Chez les cathares, les bons hommes, avaient un niveau de culture théologique tout à fait performant. Mais ils étaient avant tout des prédicateurs et des pasteurs : des transmetteurs. A ce titre, leur seul souci, c'est que l'image du Dieu-amour ne soit pas abîmée par tout ce qui ternit l'existence : tout ce qui est mal, tout ce qui va à l'encontre de ce dieu doit clairement être désigné comme ayant une autre cause que lui, même si, ensuite, on n'épilogue pas sur l'identité de cette cause.

 

Au siècle dernier, en France, le pasteur Wilfred Monod a été un fervent défenseur de la théologie dualiste. Il dira : « Tirer d'une vieille armoire l'hypothèse d'un démiurge, l'épousseter, la repeindre et la poser en tapinois sur le bureau d'un synode ou d'un concile ou d'une conférence oecuménique, est-ce vraiment sérieux ? ... Les catéchètes qui font rire dès qu'ils ouvrent doctrinalement la bouche, ne devraient pas, en bonne logique, écarter l'hypothèse du démiurge, avec un sourire avisé » (2).
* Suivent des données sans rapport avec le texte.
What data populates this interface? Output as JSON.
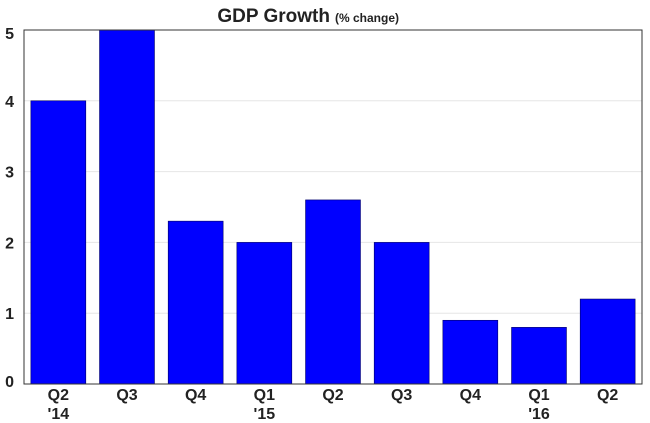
{
  "chart_data": {
    "type": "bar",
    "title": "GDP Growth",
    "subtitle": "(% change)",
    "xlabel": "",
    "ylabel": "",
    "categories": [
      "Q2 '14",
      "Q3",
      "Q4",
      "Q1 '15",
      "Q2",
      "Q3",
      "Q4",
      "Q1 '16",
      "Q2"
    ],
    "category_lines": [
      [
        "Q2",
        "'14"
      ],
      [
        "Q3"
      ],
      [
        "Q4"
      ],
      [
        "Q1",
        "'15"
      ],
      [
        "Q2"
      ],
      [
        "Q3"
      ],
      [
        "Q4"
      ],
      [
        "Q1",
        "'16"
      ],
      [
        "Q2"
      ]
    ],
    "values": [
      4.0,
      5.0,
      2.3,
      2.0,
      2.6,
      2.0,
      0.9,
      0.8,
      1.2
    ],
    "ylim": [
      0,
      5
    ],
    "yticks": [
      0,
      1,
      2,
      3,
      4,
      5
    ],
    "grid": true,
    "legend": "none",
    "bar_color": "#0000ff",
    "grid_color": "#e6e6e6"
  }
}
Malheureusement, à ma connaissance, W. Monod n'a pas convaincu grand monde à ce sujet, excepté son fils, Théodore, et, nettement plus tard, l'auteur de ces lignes.

 

_______________________________

 

(1) Helaine Pagels, 1989 - Adam, Eve et le serpent, Paris, Flammarion, pp. 227 et 72.

(2) Wilfred Monod, 1934 - Le problème du Bien, Paris, Félix Alcan, tome II, pp. 191-192.